95. AWS Machine Learning System Limits

- AWS ML imposes certain limits to ensure robust and reliable service

- Some are soft limits and can be increased by contacting AWS Customer Service

- Size of each observation: 100KB

- Size of training data: 100GB

- Size of batch prediction input: 1TB (single file limit. can be overcome by creating more batch files)
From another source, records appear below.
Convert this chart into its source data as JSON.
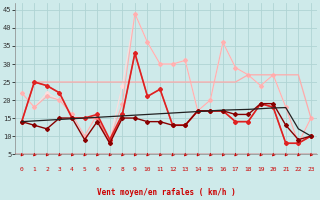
{
  "xlabel": "Vent moyen/en rafales ( km/h )",
  "background_color": "#ceeaea",
  "grid_color": "#b0d4d4",
  "x_ticks": [
    0,
    1,
    2,
    3,
    4,
    5,
    6,
    7,
    8,
    9,
    10,
    11,
    12,
    13,
    14,
    15,
    16,
    17,
    18,
    19,
    20,
    21,
    22,
    23
  ],
  "y_ticks": [
    5,
    10,
    15,
    20,
    25,
    30,
    35,
    40,
    45
  ],
  "ylim": [
    5,
    47
  ],
  "xlim": [
    -0.5,
    23.5
  ],
  "series": [
    {
      "y": [
        22,
        18,
        21,
        20,
        16,
        10,
        16,
        9,
        19,
        44,
        36,
        30,
        30,
        31,
        17,
        20,
        36,
        29,
        27,
        24,
        27,
        18,
        8,
        15
      ],
      "color": "#ffb0b0",
      "lw": 0.8,
      "marker": "D",
      "ms": 2.0,
      "zorder": 2
    },
    {
      "y": [
        14,
        25,
        24,
        22,
        15,
        15,
        16,
        9,
        16,
        33,
        21,
        23,
        13,
        13,
        17,
        17,
        17,
        14,
        14,
        19,
        18,
        8,
        8,
        10
      ],
      "color": "#dd2222",
      "lw": 1.2,
      "marker": "D",
      "ms": 2.0,
      "zorder": 4
    },
    {
      "y": [
        14,
        13,
        12,
        15,
        15,
        9,
        14,
        8,
        15,
        15,
        14,
        14,
        13,
        13,
        17,
        17,
        17,
        16,
        16,
        19,
        19,
        13,
        9,
        10
      ],
      "color": "#880000",
      "lw": 1.0,
      "marker": "D",
      "ms": 2.0,
      "zorder": 5
    },
    {
      "y": [
        22,
        18,
        22,
        20,
        16,
        10,
        16,
        9,
        24,
        44,
        36,
        30,
        30,
        31,
        17,
        20,
        36,
        29,
        27,
        24,
        27,
        18,
        8,
        15
      ],
      "color": "#ffdddd",
      "lw": 0.8,
      "marker": "D",
      "ms": 2.0,
      "zorder": 1
    },
    {
      "y": [
        14,
        25,
        24,
        22,
        15,
        15,
        15,
        8,
        16,
        33,
        21,
        23,
        13,
        13,
        17,
        17,
        17,
        14,
        14,
        19,
        18,
        8,
        8,
        10
      ],
      "color": "#ff7777",
      "lw": 0.9,
      "marker": "D",
      "ms": 2.0,
      "zorder": 3
    },
    {
      "y": [
        14,
        25,
        25,
        25,
        25,
        25,
        25,
        25,
        25,
        25,
        25,
        25,
        25,
        25,
        25,
        25,
        25,
        25,
        27,
        27,
        27,
        27,
        27,
        15
      ],
      "color": "#ffaaaa",
      "lw": 0.9,
      "marker": null,
      "ms": 0,
      "zorder": 2
    },
    {
      "y": [
        14,
        14.2,
        14.4,
        14.6,
        14.8,
        15.0,
        15.2,
        15.4,
        15.6,
        15.8,
        16.0,
        16.2,
        16.4,
        16.6,
        16.8,
        17.0,
        17.2,
        17.3,
        17.4,
        17.6,
        17.8,
        17.9,
        12,
        10
      ],
      "color": "#222222",
      "lw": 0.9,
      "marker": null,
      "ms": 0,
      "zorder": 6
    }
  ],
  "arrow_color": "#cc0000"
}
- No. of records per batch file: 100 million

- No. of variables/features: 10,000

- Throughput per second for realtime prediction: 200 requests/second

- Max Number of classes per multi-class model: 100

96. AWS Machine Learning Pricing

- Data Analysis and Model Building Fee - $0.42 per Hour of building time

: Number of computer hours required for data analysis, model training and evaluation

: Depends on size of input data, attributes, types of transformations applied

- Predictions Fees

: Batch predictions - $0.10/1,000 predictions founded to the nearest 1,000

: Real-time predictions - $0.0001 per prediction + Capacity reservation charge of $0.001 per hour for each 10MB provisioned for your model

Section 15 Integration of AWS Machine Learning With Your Application

98. Introduction

AWS ML Integration

- Speed!

: Turn your ideas into cool products in a matter of days

: Traditional approach would require months

- Highly scalable, secure service with redundancy built-in

: Scale automatically to train model with very large datasets

: Scale automatically to support high volume prediction needs

: Real-time prediction with capacity reservation

: Secure - Limit access to Authenticated and Authorized services and users

- Server less!

- Software Integration

: AWS Machine Learning - Complete functionality is accessible through SDK and Command Line Interfaces

: Model building and Prediction can be fully automated using SDK

: AWS SDKs in multiple lanuages - Python, Java, .NET, Javascript, Ruby, C++, ....

: Complete list languages https://aws.amazon.com/tools/

99. Integration Scenarios

Connectivity and Security Options

- You Data Center -> AWS ML Cloud Service

: Security: Key Based Authentication + IAM Policy + SSL

- AWS Hosted Application -> AWS ML Cloud Service

: Security : IAM Role + SSL

- Browser, Apps on Phone -> AWS ML Cloud Service

: Option 1: AWS Cognito Based Authentication + IAM Role + SSL

: Choice of authentication providers: Cognito, Google, Amazon, Facebook, Twitter, OpenID, Customer

: Option 2 : Key Based Authentication + IAM Policy + SSL

100. Security using IAM

Users belong to AWS root account. Cognito Users are application level users. Application belongs to AWS root account.